Home / Publications / Journals / Nuclear Technology / Volume 209 / Number 1
Nuclear Technology / Volume 209 / Number 1 / January 2023 / Pages 90-104
Technical Paper / dx.doi.org/10.1080/00295450.2022.2108688
Articles are hosted by Taylor and Francis Online.
Packed beds play an important role in many engineering fields, with their applications in nuclear energy being driven by the development of next-generation reactors utilizing pebble fuel. The random nature of a packed pebble bed creates a flow field that is complex and difficult to predict. Porous media models are an attractive option for modeling pebble-bed reactors (PBRs), as they provide intermediate fidelity results and are computationally efficient. Porous media models, however, rely on the use of correlations to estimate the effect of complicated flow features on the pressure drop and heat transfer in the system. Existing correlations were developed to predict the average behavior of the bed, but they are inaccurate in the near-wall region where the presence of the wall affects the pebble packing.
This work aims to investigate the accuracy of a porous media model using the Kerntechnischer Ausschuss (KTA) correlation, the most common pressure drop correlation for PBRs compared to the high-fidelity large eddy simulation (LES).
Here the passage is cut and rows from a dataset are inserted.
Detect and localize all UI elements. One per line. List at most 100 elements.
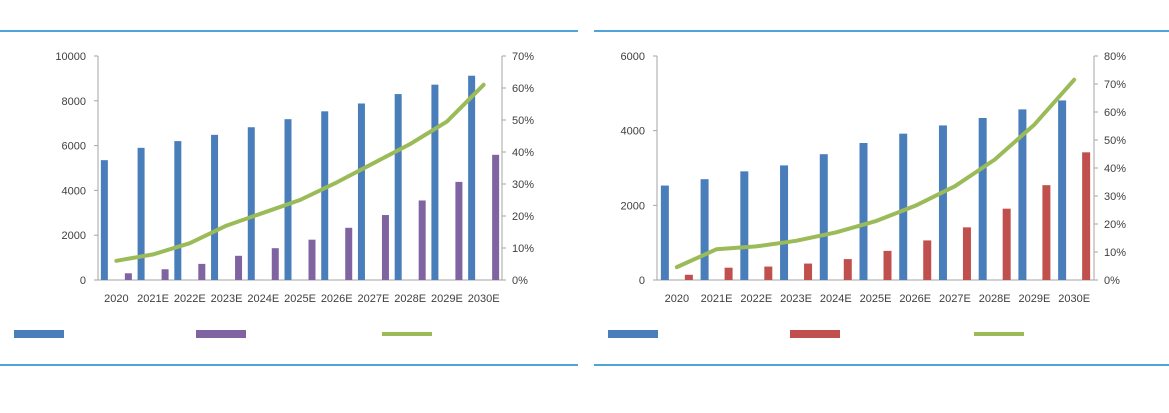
passenger-car-sales-bar xyxy=(660,185,669,280)
x-tick-label: 2025E xyxy=(860,293,892,305)
legend-swatch xyxy=(790,330,840,338)
x-tick-label: 2030E xyxy=(1058,293,1090,305)
chart-panel-global: 0 2000 4000 6000 8000 10000 0% 10% 20% 30% 40% 50% 6… xyxy=(0,0,578,413)
x-tick-label: 2027E xyxy=(939,293,971,305)
y-right-tick-label: 40% xyxy=(512,147,534,159)
legend-swatch xyxy=(14,330,64,338)
x-tick-label: 2021E xyxy=(137,293,169,305)
y-right-tick-label: 50% xyxy=(1104,135,1126,147)
ev-sales-bar xyxy=(345,227,353,280)
passenger-car-sales-bar xyxy=(740,171,749,280)
passenger-car-sales-bar xyxy=(321,111,329,280)
y-right-tick-label: 40% xyxy=(1104,163,1126,175)
x-tick-label: 2025E xyxy=(284,293,316,305)
x-tick-label: 2028E xyxy=(979,293,1011,305)
passenger-car-sales-bar xyxy=(431,84,439,280)
y-right-tick-label: 60% xyxy=(1104,107,1126,119)
passenger-car-sales-bar xyxy=(700,179,709,280)
x-tick-label: 2021E xyxy=(701,293,733,305)
passenger-car-sales-bar xyxy=(938,125,947,280)
ev-sales-bar xyxy=(235,255,243,280)
china-ev-sales-chart: 0 2000 4000 6000 0% 10% 20% 30% 40% 50% 60% 70% 80% 2… xyxy=(608,51,1126,338)
y-left-tick-label: 6000 xyxy=(62,141,86,153)
x-tick-label: 2022E xyxy=(174,293,206,305)
ev-sales-bar xyxy=(1082,152,1091,280)
ev-sales-bar xyxy=(124,273,132,280)
passenger-car-sales-bar xyxy=(211,134,219,280)
passenger-car-sales-bar xyxy=(357,103,365,280)
passenger-car-sales-bar xyxy=(284,119,292,280)
y-left-tick-label: 0 xyxy=(80,275,86,287)
ev-sales-bar xyxy=(161,269,169,280)
x-tick-label: 2026E xyxy=(899,293,931,305)
ev-sales-bar xyxy=(1042,185,1051,280)
y-right-tick-label: 30% xyxy=(1104,191,1126,203)
passenger-car-sales-bar xyxy=(137,147,145,280)
y-right-tick-label: 60% xyxy=(512,83,534,95)
passenger-car-sales-bar xyxy=(468,75,476,280)
passenger-car-sales-bar xyxy=(819,154,828,280)
passenger-car-sales-bar xyxy=(859,142,868,280)
ev-sales-bar xyxy=(271,248,279,280)
ev-sales-bar xyxy=(804,263,813,280)
chart-panel-china: 0 2000 4000 6000 0% 10% 20% 30% 40% 50% 60% 70% 80% 2… xyxy=(594,0,1169,413)
y-right-tick-label: 70% xyxy=(1104,79,1126,91)
x-tick-label: 2020 xyxy=(665,293,689,305)
x-tick-label: 2023E xyxy=(211,293,243,305)
ev-sales-bar xyxy=(724,267,733,280)
global-ev-sales-chart: 0 2000 4000 6000 8000 10000 0% 10% 20% 30% 40% 50% 6… xyxy=(14,51,534,338)
passenger-car-sales-bar xyxy=(780,165,789,280)
ev-sales-bar xyxy=(883,250,892,280)
passenger-car-sales-bar xyxy=(174,141,182,280)
ev-sales-bar xyxy=(198,263,206,280)
ev-sales-bar xyxy=(455,181,463,280)
ev-sales-bar xyxy=(684,274,693,280)
ev-sales-bar xyxy=(843,259,852,280)
ev-penetration-line xyxy=(114,82,486,263)
title-rule xyxy=(0,30,578,32)
x-tick-label: 2024E xyxy=(820,293,852,305)
passenger-car-sales-bar xyxy=(1018,109,1027,281)
ev-sales-bar xyxy=(381,215,389,280)
ev-sales-bar xyxy=(418,200,426,280)
ev-sales-bar xyxy=(764,266,773,280)
y-left-tick-label: 2000 xyxy=(621,200,645,212)
passenger-car-sales-bar xyxy=(978,117,987,281)
ev-sales-bar xyxy=(308,239,316,280)
y-left-tick-label: 8000 xyxy=(62,96,86,108)
y-right-tick-label: 30% xyxy=(512,179,534,191)
legend-swatch xyxy=(196,330,246,338)
y-right-tick-label: 10% xyxy=(512,243,534,255)
x-tick-label: 2028E xyxy=(394,293,426,305)
legend-swatch xyxy=(608,330,658,338)
source-rule xyxy=(0,364,578,366)
y-left-tick-label: 10000 xyxy=(55,51,86,63)
x-tick-label: 2024E xyxy=(247,293,279,305)
x-tick-label: 2029E xyxy=(431,293,463,305)
ev-sales-bar xyxy=(492,154,500,280)
passenger-car-sales-bar xyxy=(899,133,908,280)
x-tick-label: 2029E xyxy=(1019,293,1051,305)
passenger-car-sales-bar xyxy=(247,127,255,281)
y-left-tick-label: 2000 xyxy=(62,230,86,242)
source-rule xyxy=(594,364,1169,366)
x-tick-label: 2030E xyxy=(468,293,500,305)
title-rule xyxy=(594,30,1169,32)
y-right-tick-label: 80% xyxy=(1104,51,1126,63)
passenger-car-sales-bar xyxy=(100,160,108,280)
passenger-car-sales-bar xyxy=(1058,100,1067,280)
y-left-tick-label: 4000 xyxy=(62,185,86,197)
y-right-tick-label: 0% xyxy=(1104,275,1120,287)
ev-penetration-line xyxy=(674,77,1077,270)
y-right-tick-label: 20% xyxy=(1104,219,1126,231)
y-right-tick-label: 10% xyxy=(1104,247,1126,259)
y-left-tick-label: 6000 xyxy=(621,51,645,63)
ev-sales-bar xyxy=(962,227,971,280)
ev-sales-bar xyxy=(923,240,932,280)
y-right-tick-label: 20% xyxy=(512,211,534,223)
x-tick-label: 2020 xyxy=(104,293,128,305)
ev-sales-bar xyxy=(1002,208,1011,280)
x-tick-label: 2022E xyxy=(740,293,772,305)
y-left-tick-label: 4000 xyxy=(621,126,645,138)
y-right-tick-label: 0% xyxy=(512,275,528,287)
A bed of 1568 pebbles is investigated at Reynolds numbers from 625 to 10 000. The bed is divided into five concentric subdomains to compare the average velocity, friction losses, and form losses between the porous media and LES codes. The comparison between the LES simulation and the KTA correlation revealed that the KTA correlation largely underpredicts the form losses in the near-wall region, leading to an overprediction of the velocity near the wall by nearly 30%. An investigation of the form losses across the range of Reynolds numbers in the LES results provided additional insight into how the KTA correlation may be improved to better predict these spatial effects in a pebble bed. These data suggest that the form coefficient near the wall must be increased by 48% while decreasing the form coefficient of the inner bulk region of the bed by 15%. The implementation of these improvements to the KTA correlation in a porous media model produced a radial velocity profile that saw significantly improved agreement with the LES results.